Third order corrections vanish at jamming, consistent with isostaticity.

Finite-size and finite-distance from jamming introduce specific corrections.

Scaling laws near jamming connect model parameters to an effective temperature.

Abstract

We analyze the perceptron model performing a Plefka-like expansion of the free energy. This model falls in the same universality class as hard spheres near jamming, allowing to get exact predictions in high dimensions for more complex systems. Our method enables to define an effective potential (or TAP free energy), namely a coarse-grained functional depending on the contact forces and the effective gaps between the particles. The derivation is performed up to the third order, with a particular emphasis on the role of third order corrections to the TAP free energy. These corrections, irrelevant in a mean-field framework in the thermodynamic limit, might instead play a fundamental role when considering finite-size effects.
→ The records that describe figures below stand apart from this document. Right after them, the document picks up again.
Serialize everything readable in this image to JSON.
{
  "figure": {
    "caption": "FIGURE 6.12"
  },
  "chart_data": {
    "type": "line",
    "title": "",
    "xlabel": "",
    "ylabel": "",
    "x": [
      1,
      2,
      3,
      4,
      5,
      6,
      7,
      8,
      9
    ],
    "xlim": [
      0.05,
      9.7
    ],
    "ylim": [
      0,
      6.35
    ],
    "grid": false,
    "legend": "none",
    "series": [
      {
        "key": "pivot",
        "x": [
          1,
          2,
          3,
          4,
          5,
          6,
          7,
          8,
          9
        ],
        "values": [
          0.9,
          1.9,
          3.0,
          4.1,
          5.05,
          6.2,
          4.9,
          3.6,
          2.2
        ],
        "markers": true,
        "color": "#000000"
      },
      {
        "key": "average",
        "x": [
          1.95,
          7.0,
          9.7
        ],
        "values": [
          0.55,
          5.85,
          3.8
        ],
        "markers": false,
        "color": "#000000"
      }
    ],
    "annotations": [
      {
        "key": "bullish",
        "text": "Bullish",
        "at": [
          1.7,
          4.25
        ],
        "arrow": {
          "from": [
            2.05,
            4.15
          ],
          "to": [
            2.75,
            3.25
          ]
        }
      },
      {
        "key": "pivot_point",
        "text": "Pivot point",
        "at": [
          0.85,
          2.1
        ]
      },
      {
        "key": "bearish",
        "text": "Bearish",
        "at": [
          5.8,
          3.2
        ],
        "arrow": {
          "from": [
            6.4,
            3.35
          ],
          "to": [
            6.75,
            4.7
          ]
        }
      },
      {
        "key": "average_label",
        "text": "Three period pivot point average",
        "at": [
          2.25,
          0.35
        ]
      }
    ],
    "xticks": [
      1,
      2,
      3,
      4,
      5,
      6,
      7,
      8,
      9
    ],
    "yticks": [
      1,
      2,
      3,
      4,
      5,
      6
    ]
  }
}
We also study the typical behavior of the forces and we show that two kinds of corrections can occur. The first contribution arises since the system is analyzed at a finite distance from jamming, while the second one is due to finite-size corrections. In our analysis, third order contributions vanish in the jamming limit, both for the potential and the generalized forces, in agreement with the argument proposed by Wyart and coworkers invoking isostaticity. Finally, we analyze the scalings emerging close to the jamming line, which define a crossover regime connecting the control parameters of the model to an effective temperature.